How to configure tenancy and authentication for the LGTM stack

Configuring tenancy and authentication for the LGTM stack keeps teams from writing or querying each other's observability data by accident. Loki, Tempo, and Mimir can use tenant identifiers such as X-Scope-OrgID, but a production stack still needs an authentication layer in front of those APIs.

Use a gateway, ingress controller, service mesh, or reverse proxy to authenticate clients and forward the correct tenant header to the backend. Grafana data sources should use stable tenant headers or tenant-aware routes, while direct backend access should be blocked from untrusted networks.

Tenant names should be boring and durable, such as platform, payments, or prod. Do not use user email addresses, project secrets, or request IDs as tenant identifiers because those values can leak into logs, metrics, and saved configuration.

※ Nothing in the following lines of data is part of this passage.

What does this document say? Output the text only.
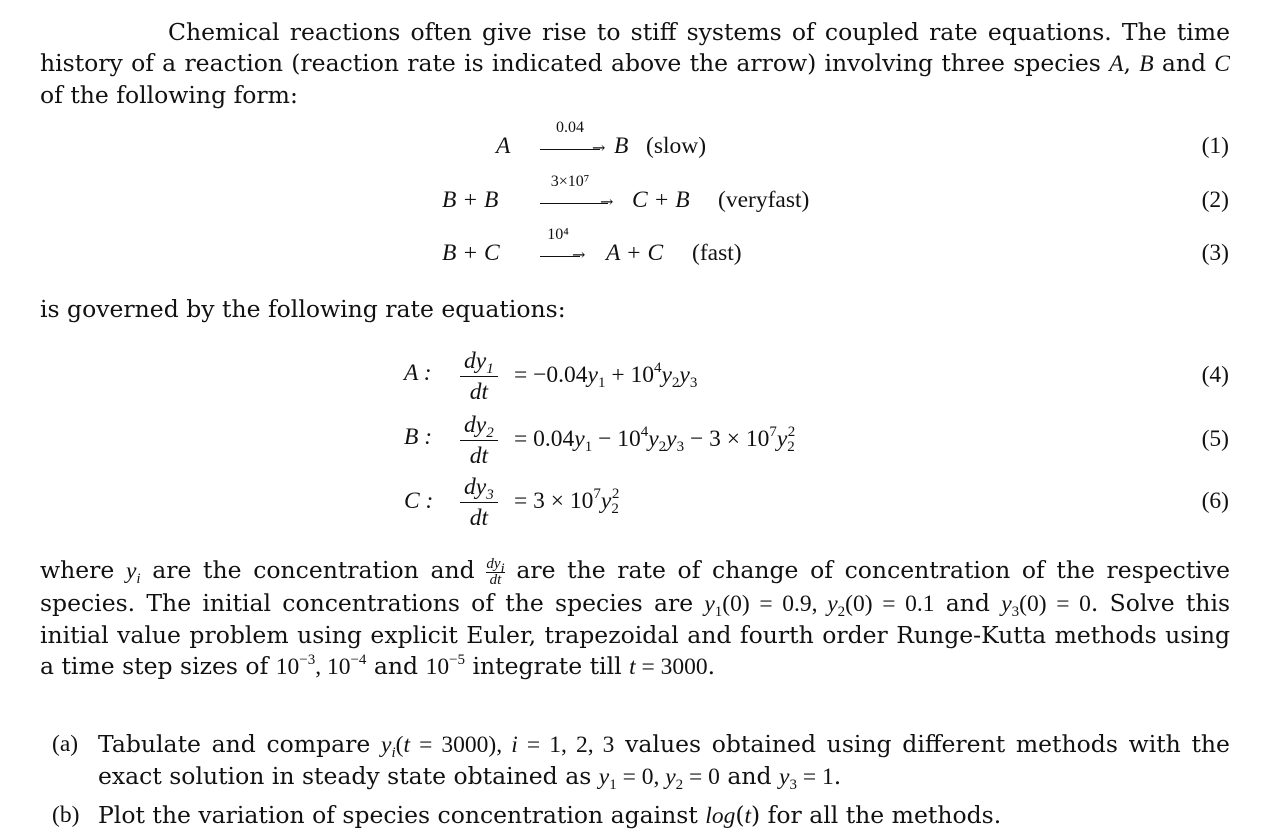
Chemical reactions often give rise to stiff systems of coupled rate equations. The time history of a reaction (reaction rate is indicated above the arrow) involving three species A, B and C of the following form:
A
0.04
→ B (slow)	(1)
B + B
3×10⁷
→ C + B (veryfast)	(2)
B + C
10⁴
→ A + C (fast)	(3)
is governed by the following rate equations:
A : $\frac{dy_1}{dt} = -0.04y_1 + 10^4y_2y_3$	(4)
B : $\frac{dy_2}{dt} = 0.04y_1 - 10^4y_2y_3 - 3 \times 10^7y_2^2$	(5)
C : $\frac{dy_3}{dt} = 3 \times 10^7y_2^2$	(6)
where $y_i$ are the concentration and $dy_i$
dt are the rate of change of concentration of the respective species. The initial concentrations of the species are $y_1(0) = 0.9$, $y_2(0) = 0.1$ and $y_3(0) = 0$. Solve this initial value problem using explicit Euler, trapezoidal and fourth order Runge-Kutta methods using a time step sizes of $10^{-3}$, $10^{-4}$ and $10^{-5}$ integrate till t = 3000.
(a) Tabulate and compare $y_i(t = 3000)$, i = 1, 2, 3 values obtained using different methods with the exact solution in steady state obtained as $y_1 = 0$, $y_2 = 0$ and $y_3 = 1$.
(b) Plot the variation of species concentration against log(t) for all the methods.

Steps to configure tenancy and authentication for the LGTM stack:

  1. Choose tenant identifiers for the production stack.
    $ cat tenants.txt
    platform
    payments
    search
  2. Enable backend tenancy in the component values files.
    tenancy-values.yaml
    loki:
      auth_enabled: true
    
    tempo:
      multitenancyEnabled: true
    
    mimir:
      structuredConfig:
        multitenancy_enabled: true

    Exact Helm keys vary by chart and chart version. Render the values before applying them and keep the setting names aligned with the chart currently in use.

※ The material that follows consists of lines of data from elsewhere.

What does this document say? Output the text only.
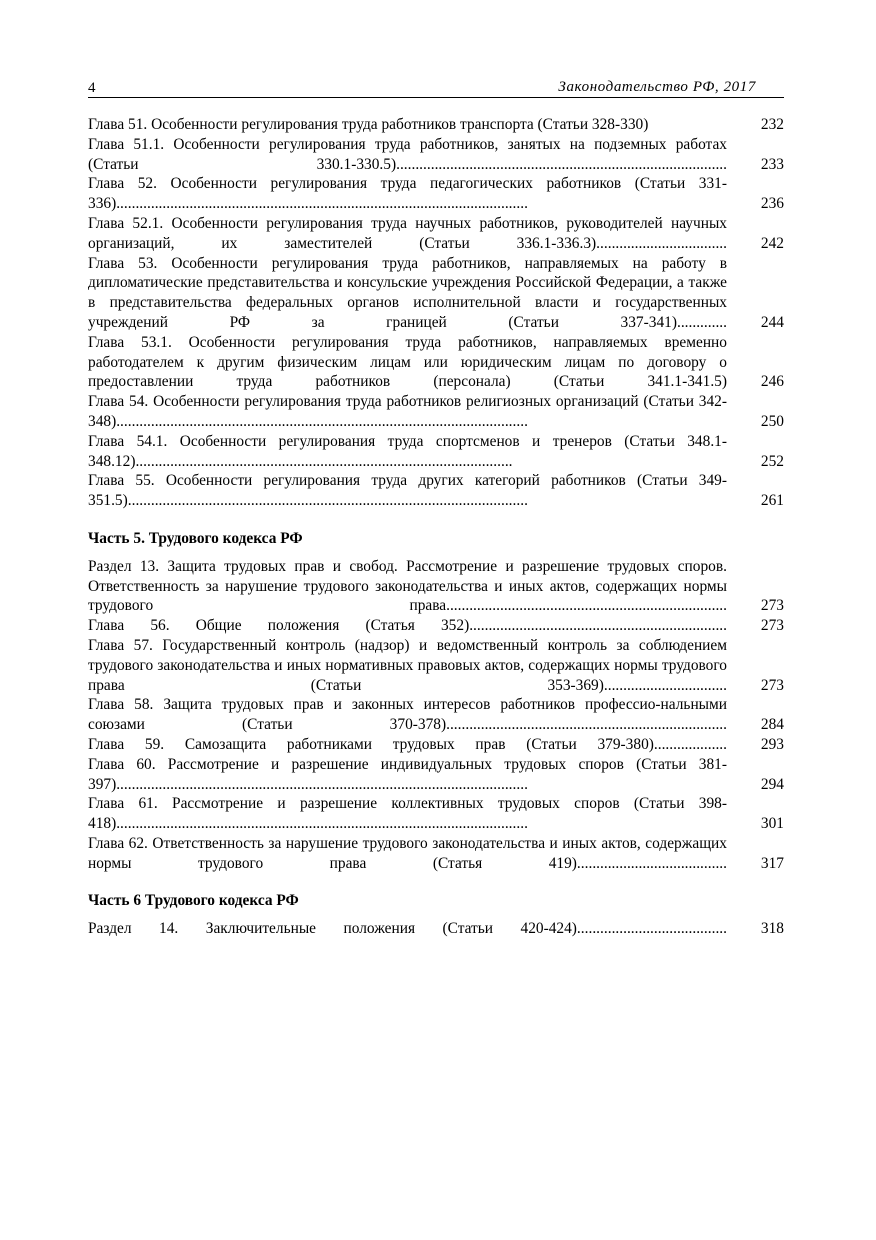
4	Законодательство РФ, 2017
Глава 51. Особенности регулирования труда работников транспорта (Статьи 328-330)	232
Глава 51.1. Особенности регулирования труда работников, занятых на подземных работах (Статьи 330.1-330.5)...................................................................................... 233
Глава 52. Особенности регулирования труда педагогических работников (Статьи 331-336)...........................................................................................................	236
Глава 52.1. Особенности регулирования труда научных работников, руководителей научных организаций, их заместителей (Статьи 336.1-336.3).................................. 242
Глава 53. Особенности регулирования труда работников, направляемых на работу в дипломатические представительства и консульские учреждения Российской Федерации, а также в представительства федеральных органов исполнительной власти и государственных учреждений РФ за границей (Статьи 337-341)............. 244
Глава 53.1. Особенности регулирования труда работников, направляемых временно работодателем к другим физическим лицам или юридическим лицам по договору о предоставлении труда работников (персонала) (Статьи 341.1-341.5) 246
Глава 54. Особенности регулирования труда работников религиозных организаций (Статьи 342-348)...........................................................................................................	250
Глава 54.1. Особенности регулирования труда спортсменов и тренеров (Статьи 348.1-348.12)..................................................................................................	252
Глава 55. Особенности регулирования труда других категорий работников (Статьи 349-351.5)........................................................................................................	261
Часть 5. Трудового кодекса РФ
Раздел 13. Защита трудовых прав и свобод. Рассмотрение и разрешение трудовых споров. Ответственность за нарушение трудового законодательства и иных актов, содержащих нормы трудового права......................................................................... 273
Глава 56. Общие положения (Статья 352)................................................................... 273
Глава 57. Государственный контроль (надзор) и ведомственный контроль за соблюдением трудового законодательства и иных нормативных правовых актов, содержащих нормы трудового права (Статьи 353-369)................................ 273
Глава 58. Защита трудовых прав и законных интересов работников профессио-нальными союзами (Статьи 370-378)......................................................................... 284
Глава 59. Самозащита работниками трудовых прав (Статьи 379-380)................... 293
Глава 60. Рассмотрение и разрешение индивидуальных трудовых споров (Статьи 381-397)...........................................................................................................	294
Глава 61. Рассмотрение и разрешение коллективных трудовых споров (Статьи 398-418)...........................................................................................................	301
Глава 62. Ответственность за нарушение трудового законодательства и иных актов, содержащих нормы трудового права (Статья 419)....................................... 317
Часть 6 Трудового кодекса РФ
Раздел 14. Заключительные положения (Статьи 420-424)....................................... 318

  3. Configure the gateway to require authentication before forwarding backend traffic.
    gateway-policy.yaml
    routes:
      - host: logs.example.com
        backend: loki-gateway
        requireAuth: true
        tenantHeader: X-Scope-OrgID
      - host: traces.example.com
        backend: tempo-query-frontend
        requireAuth: true
        tenantHeader: X-Scope-OrgID
      - host: metrics.example.com
        backend: mimir-nginx
        requireAuth: true
        tenantHeader: X-Scope-OrgID
  4. Apply the gateway or ingress policy through the platform's normal deployment path.
    $ kubectl apply --namespace monitoring -f gateway-policy.yaml
    gatewaypolicy.observability.example.com/lgtm-tenancy configured
  5. Confirm unauthenticated requests are rejected.
    $ curl --silent --include https://metrics.example.com/prometheus/api/v1/query
    HTTP/2 401
    content-type: application/json
    
    {"message":"authentication required"}
  6. Confirm a tenant-scoped request reaches the backend.
    $ curl --silent --include \
      --header 'Authorization: Bearer <token>' \
      --header 'X-Scope-OrgID: platform' \
      'https://metrics.example.com/prometheus/api/v1/query?query=up'
    HTTP/2 200
    content-type: application/json
  7. Add the tenant header to the Grafana data source provisioning file.
    datasources.yaml
    apiVersion: 1
    datasources:
      - name: Mimir platform
        uid: mimir-platform
        type: prometheus
        access: proxy
        url: https://metrics.example.com/prometheus
        jsonData:
          httpHeaderName1: X-Scope-OrgID
        secureJsonData:
          httpHeaderValue1: platform

    Keep bearer tokens and generated passwords in secrets. Do not commit them in Helm values, data source files, screenshots, or command transcripts.

  8. Recreate Grafana so the data source secret values are loaded.
    $ helm upgrade --install grafana grafana/grafana \
      --namespace monitoring \
      --values values/grafana.yaml \
      --wait
    Release "grafana" has been upgraded. Happy Helming!
  9. Query through Grafana with the tenant-scoped data source.
    $ curl --silent --user admin:<password> \
      http://127.0.0.1:3000/api/datasources/uid/mimir-platform
    {"uid":"mimir-platform","type":"prometheus","name":"Mimir platform"}
  10. Repeat the accepted and rejected request checks for Loki and Tempo.

    The success state is both sides: rejected unauthenticated access and accepted tenant-scoped access for each backend.